Determining the orientation of galaxies with respect to their dark matter halo is vital in understanding effects such as gravitational lensing. Disc galaxies, like the Milky Way, can be orientated simply by using the angular momentum of the stellar disc. However, this angular momentum is not constant. The change in direction of the angular momentum vector, with respect to time, can be considered as a tilting rate. The tilting direction provides an indication of the angular momentum reaching the disc. Both gas and satellite accretion can deliver misaligned angular momentum directly to the disc. It has also been argued that torques imposed by the dark matter halo can also change the angular momentum of the disc.

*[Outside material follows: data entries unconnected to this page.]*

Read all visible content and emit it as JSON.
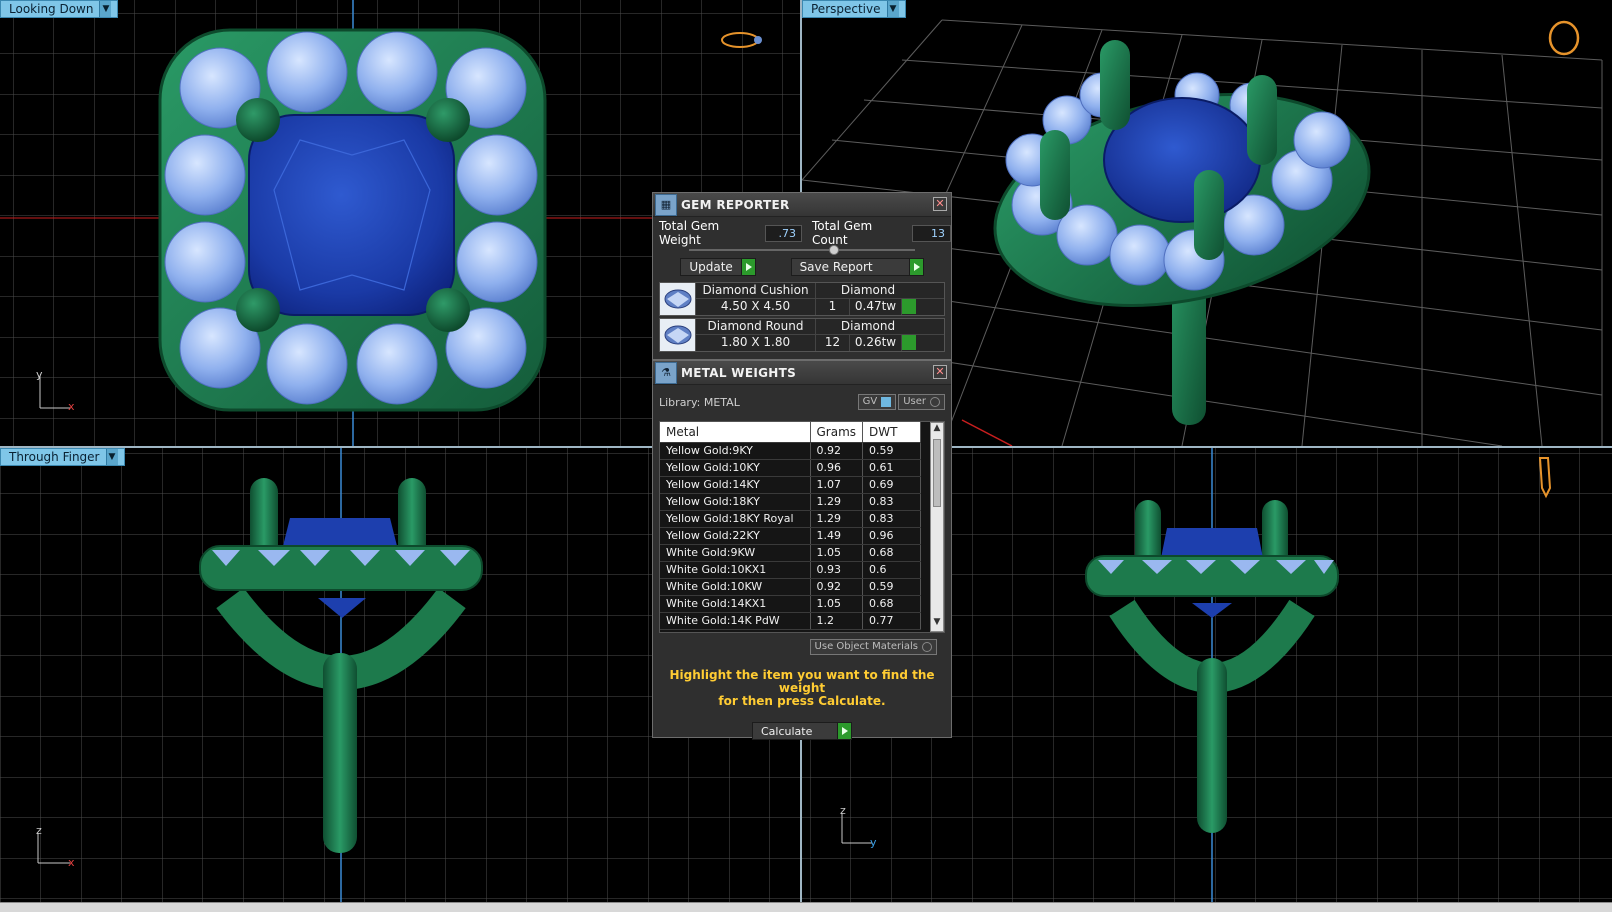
{
  "viewports": {
    "top_left": {
      "label": "Looking Down",
      "axis_a": "y",
      "axis_b": "x"
    },
    "top_right": {
      "label": "Perspective"
    },
    "bottom_left": {
      "label": "Through Finger",
      "axis_a": "z",
      "axis_b": "x"
    },
    "bottom_right": {
      "axis_a": "z",
      "axis_b": "y"
    }
  },
  "gem_reporter": {
    "title": "GEM REPORTER",
    "total_weight_label": "Total Gem Weight",
    "total_weight_value": ".73",
    "total_count_label": "Total Gem Count",
    "total_count_value": "13",
    "update_label": "Update",
    "save_label": "Save Report",
    "gems": [
      {
        "name": "Diamond Cushion",
        "material": "Diamond",
        "size": "4.50 X 4.50",
        "count": "1",
        "weight": "0.47tw"
      },
      {
        "name": "Diamond Round",
        "material": "Diamond",
        "size": "1.80 X 1.80",
        "count": "12",
        "weight": "0.26tw"
      }
    ]
  },
  "metal_weights": {
    "title": "METAL WEIGHTS",
    "library_label": "Library: METAL",
    "gv_label": "GV",
    "user_label": "User",
    "columns": [
      "Metal",
      "Grams",
      "DWT"
    ],
    "rows": [
      [
        "Yellow Gold:9KY",
        "0.92",
        "0.59"
      ],
      [
        "Yellow Gold:10KY",
        "0.96",
        "0.61"
      ],
      [
        "Yellow Gold:14KY",
        "1.07",
        "0.69"
      ],
      [
        "Yellow Gold:18KY",
        "1.29",
        "0.83"
      ],
      [
        "Yellow Gold:18KY Royal",
        "1.29",
        "0.83"
      ],
      [
        "Yellow Gold:22KY",
        "1.49",
        "0.96"
      ],
      [
        "White Gold:9KW",
        "1.05",
        "0.68"
      ],
      [
        "White Gold:10KX1",
        "0.93",
        "0.6"
      ],
      [
        "White Gold:10KW",
        "0.92",
        "0.59"
      ],
      [
        "White Gold:14KX1",
        "1.05",
        "0.68"
      ],
      [
        "White Gold:14K PdW",
        "1.2",
        "0.77"
      ]
    ],
    "use_object_materials": "Use Object Materials",
    "hint_line1": "Highlight the item you want to find the weight",
    "hint_line2": "for then press Calculate.",
    "calculate_label": "Calculate"
  },
  "colors": {
    "grid": "#5a5a5a",
    "axis_red": "#c81e1e",
    "axis_blue": "#3a8bd6",
    "metal": "#1f7a4e",
    "sapphire": "#1d3fae",
    "diamond": "#9ab8f0"
  }
}
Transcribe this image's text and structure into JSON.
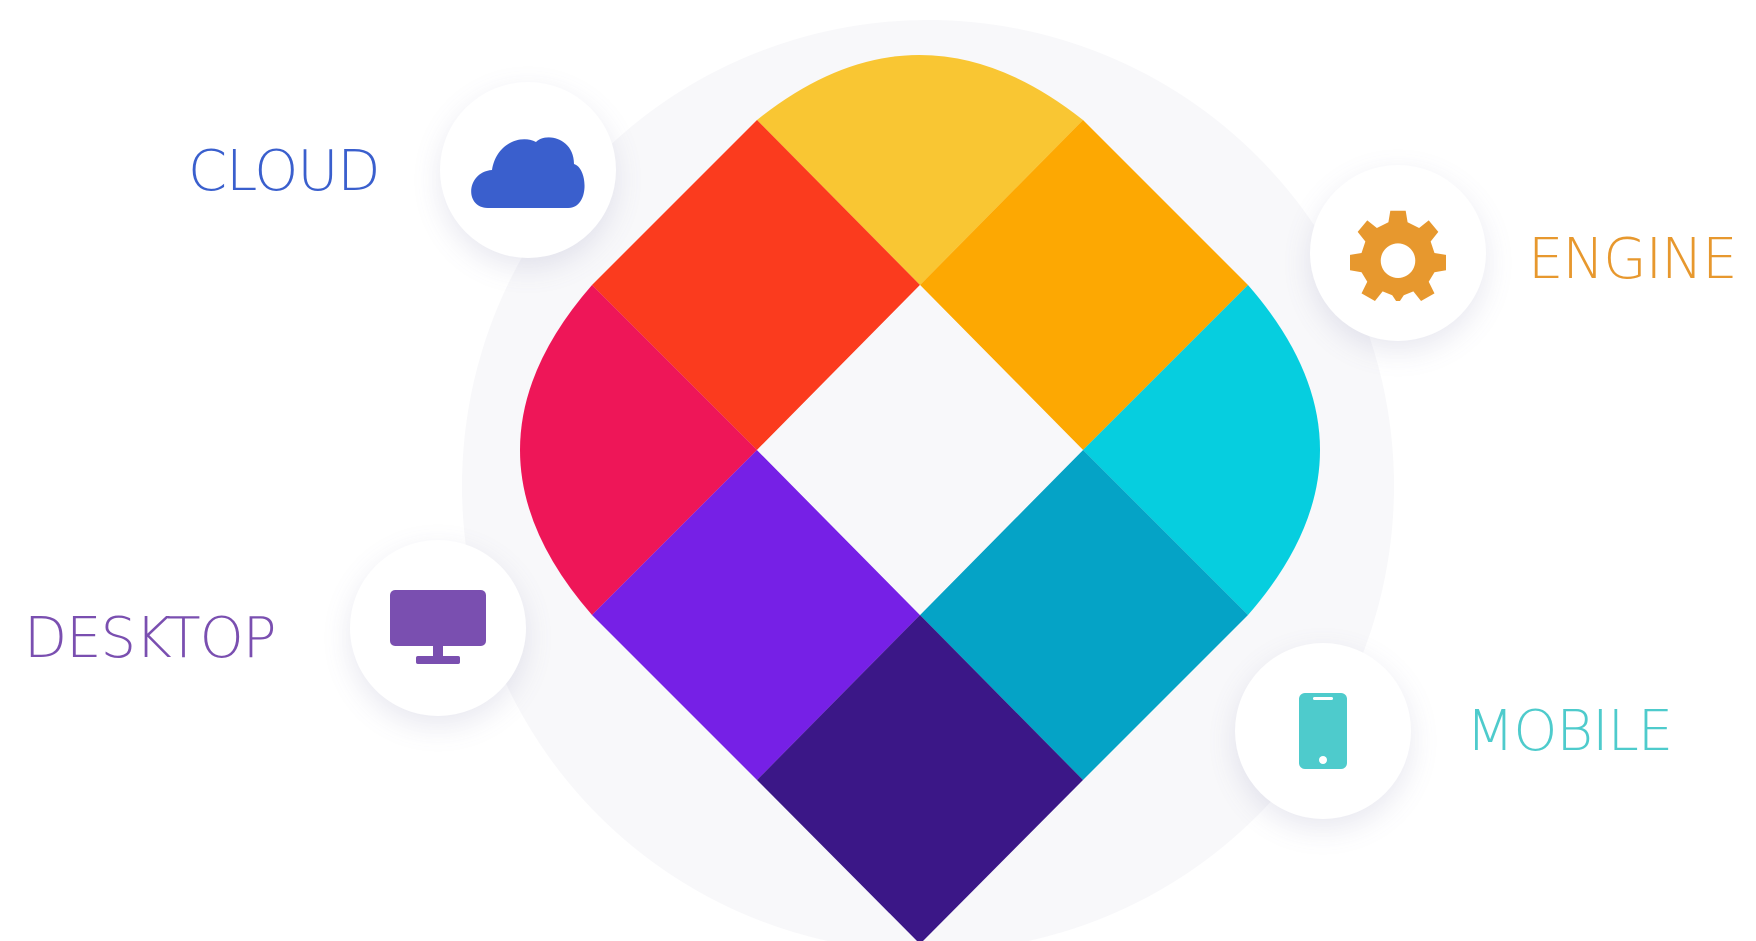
{
  "platforms": {
    "cloud": {
      "label": "CLOUD",
      "icon": "cloud-icon",
      "color": "#3a5fcd"
    },
    "engine": {
      "label": "ENGINE",
      "icon": "gear-icon",
      "color": "#e7982e"
    },
    "desktop": {
      "label": "DESKTOP",
      "icon": "monitor-icon",
      "color": "#7a4fb0"
    },
    "mobile": {
      "label": "MOBILE",
      "icon": "phone-icon",
      "color": "#4ecbcc"
    }
  },
  "logo": {
    "icon": "diamond-logo-icon",
    "colors": {
      "top": "#f9c633",
      "upper_left": "#fb3b1e",
      "upper_right": "#fda802",
      "left": "#ee1658",
      "right": "#06cedf",
      "lower_left": "#7620e6",
      "lower_right": "#05a3c6",
      "bottom": "#3b1787",
      "center": "#f8f8fa"
    }
  }
}
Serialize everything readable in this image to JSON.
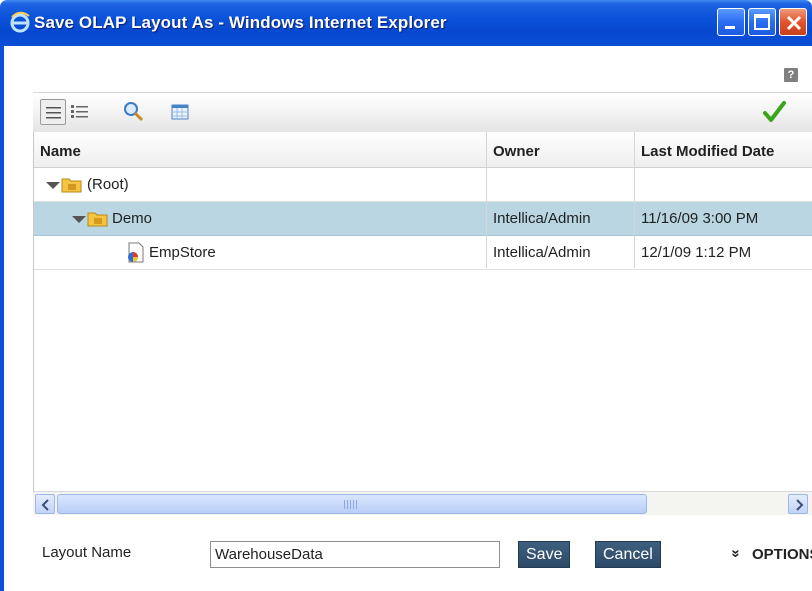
{
  "window": {
    "title": "Save OLAP Layout As - Windows Internet Explorer"
  },
  "help": {
    "label": "?"
  },
  "toolbar": {
    "buttons": [
      {
        "icon": "list-view-icon",
        "active": true
      },
      {
        "icon": "details-view-icon",
        "active": false
      },
      {
        "icon": "search-icon",
        "active": false
      },
      {
        "icon": "table-icon",
        "active": false
      }
    ],
    "confirm_icon": "checkmark-icon"
  },
  "grid": {
    "columns": [
      "Name",
      "Owner",
      "Last Modified Date"
    ],
    "rows": [
      {
        "name": "(Root)",
        "owner": "",
        "modified": "",
        "type": "folder",
        "level": 0,
        "expanded": true,
        "selected": false
      },
      {
        "name": "Demo",
        "owner": "Intellica/Admin",
        "modified": "11/16/09 3:00 PM",
        "type": "folder",
        "level": 1,
        "expanded": true,
        "selected": true
      },
      {
        "name": "EmpStore",
        "owner": "Intellica/Admin",
        "modified": "12/1/09 1:12 PM",
        "type": "layout",
        "level": 2,
        "expanded": false,
        "selected": false
      }
    ]
  },
  "footer": {
    "layout_name_label": "Layout Name",
    "layout_name_value": "WarehouseData",
    "save_label": "Save",
    "cancel_label": "Cancel",
    "options_label": "OPTIONS",
    "options_chevron": "»"
  },
  "colors": {
    "titlebar": "#0a52da",
    "selected_row": "#b9d6e2",
    "button": "#2f4e6d",
    "check": "#3aa51b"
  }
}
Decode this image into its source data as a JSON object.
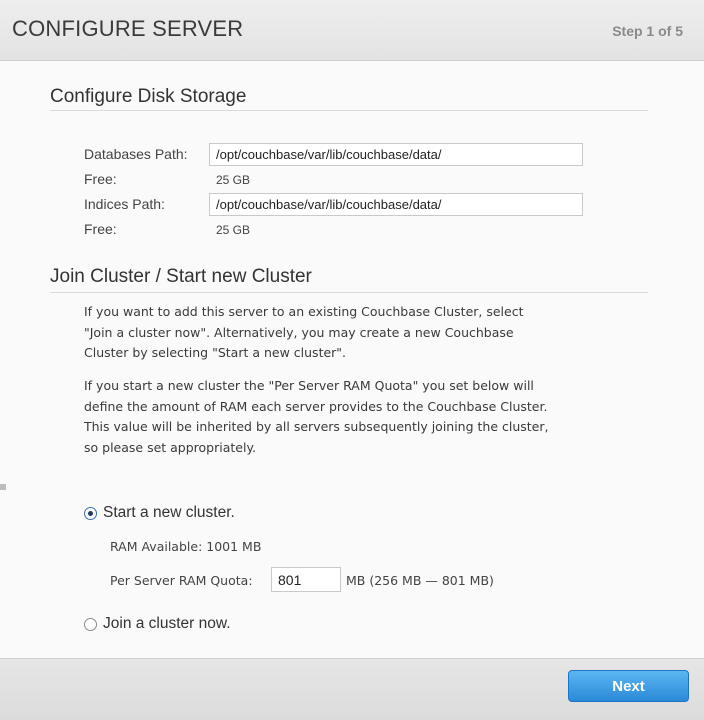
{
  "header": {
    "title": "CONFIGURE SERVER",
    "step": "Step 1 of 5"
  },
  "disk": {
    "title": "Configure Disk Storage",
    "db_path_label": "Databases Path:",
    "db_path_value": "/opt/couchbase/var/lib/couchbase/data/",
    "db_free_label": "Free:",
    "db_free_value": "25 GB",
    "idx_path_label": "Indices Path:",
    "idx_path_value": "/opt/couchbase/var/lib/couchbase/data/",
    "idx_free_label": "Free:",
    "idx_free_value": "25 GB"
  },
  "cluster": {
    "title": "Join Cluster / Start new Cluster",
    "para1_lines": [
      "If you want to add this server to an existing Couchbase Cluster, select",
      "\"Join a cluster now\". Alternatively, you may create a new Couchbase",
      "Cluster by selecting \"Start a new cluster\"."
    ],
    "para2_lines": [
      "If you start a new cluster the \"Per Server RAM Quota\" you set below will",
      "define the amount of RAM each server provides to the Couchbase Cluster.",
      "This value will be inherited by all servers subsequently joining the cluster,",
      "so please set appropriately."
    ],
    "option_new_label": "Start a new cluster.",
    "option_new_checked": true,
    "ram_available": "RAM Available: 1001 MB",
    "quota_label": "Per Server RAM Quota:",
    "quota_value": "801",
    "quota_range": "MB (256 MB — 801 MB)",
    "option_join_label": "Join a cluster now.",
    "option_join_checked": false
  },
  "footer": {
    "next_label": "Next"
  },
  "colors": {
    "accent": "#2b8ad8",
    "radio_selected": "#243b60"
  }
}
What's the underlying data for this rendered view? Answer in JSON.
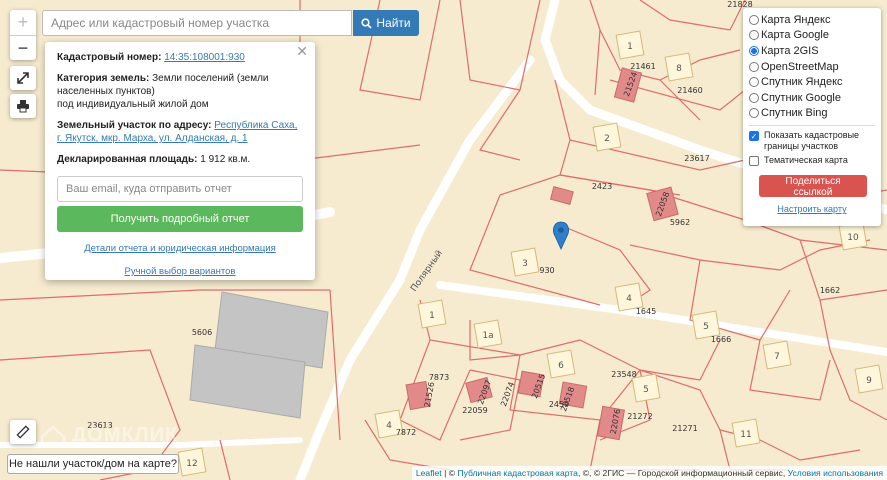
{
  "map": {
    "plot_numbers": [
      "1",
      "2",
      "3",
      "4",
      "5",
      "6",
      "7",
      "1",
      "1а",
      "8",
      "10",
      "11",
      "12",
      "9",
      "4",
      "5"
    ],
    "cadastral_labels": [
      "21828",
      "21461",
      "21460",
      "2423",
      "23617",
      "5962",
      "930",
      "1662",
      "1645",
      "1666",
      "5606",
      "23548",
      "7873",
      "22059",
      "2459",
      "21272",
      "21271",
      "7872",
      "23613",
      "22058",
      "21524",
      "21526",
      "22097",
      "20515",
      "22076",
      "20518",
      "22074"
    ],
    "street_label": "Полярный",
    "watermark": "ДОМКЛИК"
  },
  "search": {
    "placeholder": "Адрес или кадастровый номер участка",
    "button_label": "Найти"
  },
  "popup": {
    "cad_number_label": "Кадастровый номер:",
    "cad_number": "14:35:108001:930",
    "category_label": "Категория земель:",
    "category": "Земли поселений (земли населенных пунктов)",
    "usage": "под индивидуальный жилой дом",
    "address_label": "Земельный участок по адресу:",
    "address": "Республика Саха, г. Якутск, мкр. Марха, ул. Алданская, д. 1",
    "area_label": "Декларированная площадь:",
    "area": "1 912 кв.м.",
    "email_placeholder": "Ваш email, куда отправить отчет",
    "report_button": "Получить подробный отчет",
    "details_link": "Детали отчета и юридическая информация",
    "manual_link": "Ручной выбор вариантов"
  },
  "layers": {
    "options": [
      "Карта Яндекс",
      "Карта Google",
      "Карта 2GIS",
      "OpenStreetMap",
      "Спутник Яндекс",
      "Спутник Google",
      "Спутник Bing"
    ],
    "selected": "Карта 2GIS",
    "show_cadastral": "Показать кадастровые границы участков",
    "thematic": "Тематическая карта",
    "share_button": "Поделиться ссылкой",
    "setup_link": "Настроить карту"
  },
  "notfound_button": "Не нашли участок/дом на карте?",
  "attribution": {
    "leaflet": "Leaflet",
    "text1": " | © ",
    "pkk": "Публичная кадастровая карта",
    "text2": ", ©, © 2ГИС — Городской информационный сервис, ",
    "terms": "Условия использования"
  },
  "colors": {
    "map_bg": "#f6ebcf",
    "parcel_line": "#e26b6b",
    "road": "#ffffff",
    "building": "#bdbdbd",
    "parcel_fill": "#e28a8a",
    "marker": "#2f7fc9"
  }
}
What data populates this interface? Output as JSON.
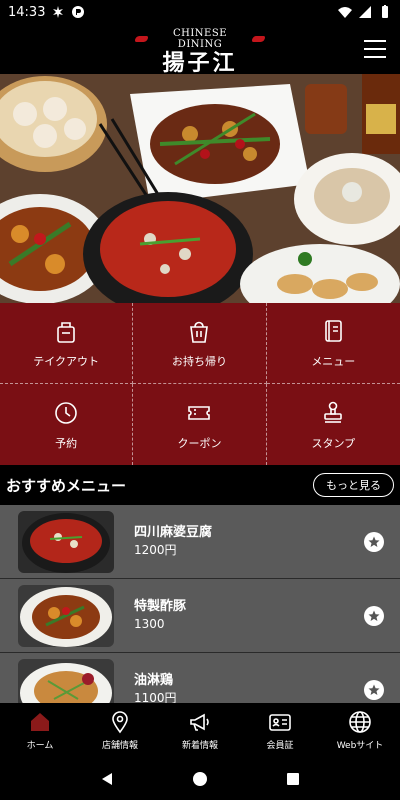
{
  "status_bar": {
    "time": "14:33",
    "icons": [
      "notification-icon",
      "data-saver-icon",
      "wifi-icon",
      "signal-icon",
      "battery-icon"
    ]
  },
  "header": {
    "brand_sub": "CHINESE DINING",
    "brand_main": "揚子江",
    "menu_icon": "hamburger-icon"
  },
  "hero": {
    "image": "chinese-food-spread-photo"
  },
  "grid": {
    "items": [
      {
        "label": "テイクアウト",
        "icon": "takeout-bag-icon"
      },
      {
        "label": "お持ち帰り",
        "icon": "food-box-icon"
      },
      {
        "label": "メニュー",
        "icon": "menu-book-icon"
      },
      {
        "label": "予約",
        "icon": "clock-icon"
      },
      {
        "label": "クーポン",
        "icon": "coupon-icon"
      },
      {
        "label": "スタンプ",
        "icon": "stamp-icon"
      }
    ]
  },
  "recommend": {
    "title": "おすすめメニュー",
    "more_label": "もっと見る",
    "items": [
      {
        "name": "四川麻婆豆腐",
        "price": "1200円"
      },
      {
        "name": "特製酢豚",
        "price": "1300"
      },
      {
        "name": "油淋鶏",
        "price": "1100円"
      }
    ]
  },
  "bottom_nav": {
    "items": [
      {
        "label": "ホーム",
        "icon": "home-icon"
      },
      {
        "label": "店舗情報",
        "icon": "location-pin-icon"
      },
      {
        "label": "新着情報",
        "icon": "megaphone-icon"
      },
      {
        "label": "会員証",
        "icon": "member-card-icon"
      },
      {
        "label": "Webサイト",
        "icon": "globe-icon"
      }
    ]
  },
  "colors": {
    "accent": "#7a0f14",
    "brand_red": "#c4161c",
    "active_nav": "#8b1a1a"
  }
}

This thesis presents the tilting rates for galaxies evolving in two Λ cold dark matter cosmological hydrodynamic simulations. All of the galaxies comparable with the Milky Way have tilting rates higher than Gaia’s detection limit of 0.28◦ Gyr−1 (Perryman et al., 2014).
Debattista et al. (2015) found that red galaxies tend to be aligned with the minor axis of their dark matter halo, whereas, blue galaxies tend to have random orientations. Observationally, similar trends are found, for example between the alignment distribution of the brightest satellite galaxies and the major axes of their host groups (Li et al., 2013). This thesis finds a very strong correlation between the specific star formation rate and the tilting rate, using the state-of-the-art Numerical Investigation of One Hundred Astrophysical Objects (NIHAO) suite of cosmological zoom-in simulations. Galaxies with higher star formation rates tilt faster and therefore are likely to be perturbed from any stable orientation, between the disc and the host halo. Moreover, for the predominantly blue galaxies within the NIHAO suite, there is no preferential orientation, with respect to the dark matter halo.
The local environment provides a reservoir of angular momentum available to the disc. For both of the cosmological simulations presented, the normalized local overdensity was compared to the tilting rate of the disc, finding a strong correlation at R = 6 Mpc. On the other hand, no correlations are found between the shape of the dark matter halo, and the tilting direction of the stellar disc, contrary to previous claims that the torques imposed by the halo will drive the tilting of the stellar disc (e.g. Yurin and Springel, 2015).
Five of the NIHAO galaxies are looked at in greater detail, comparing tilting direction of the stellar disc to the angular momentum of various features and interactions. For two of the galaxies, the tilting direction is dominated by interactions/mergers with satellites. The remaining three are all driven by the infall of cool gas with misaligned angular momentum compared to that of the hot gas corona and the stellar disc. By the time the cool gas reaches the disc its angular momentum has been torqued by the hydrodynamical forces imposed by the hot gas and has angular momentum aligned with the hot gas. The same process has been proposed for forming warps in cosmological simulations (Roškar et al., 2010), and this thesis also finds that in this case the cool gas disc is misaligned in the direction of tilting.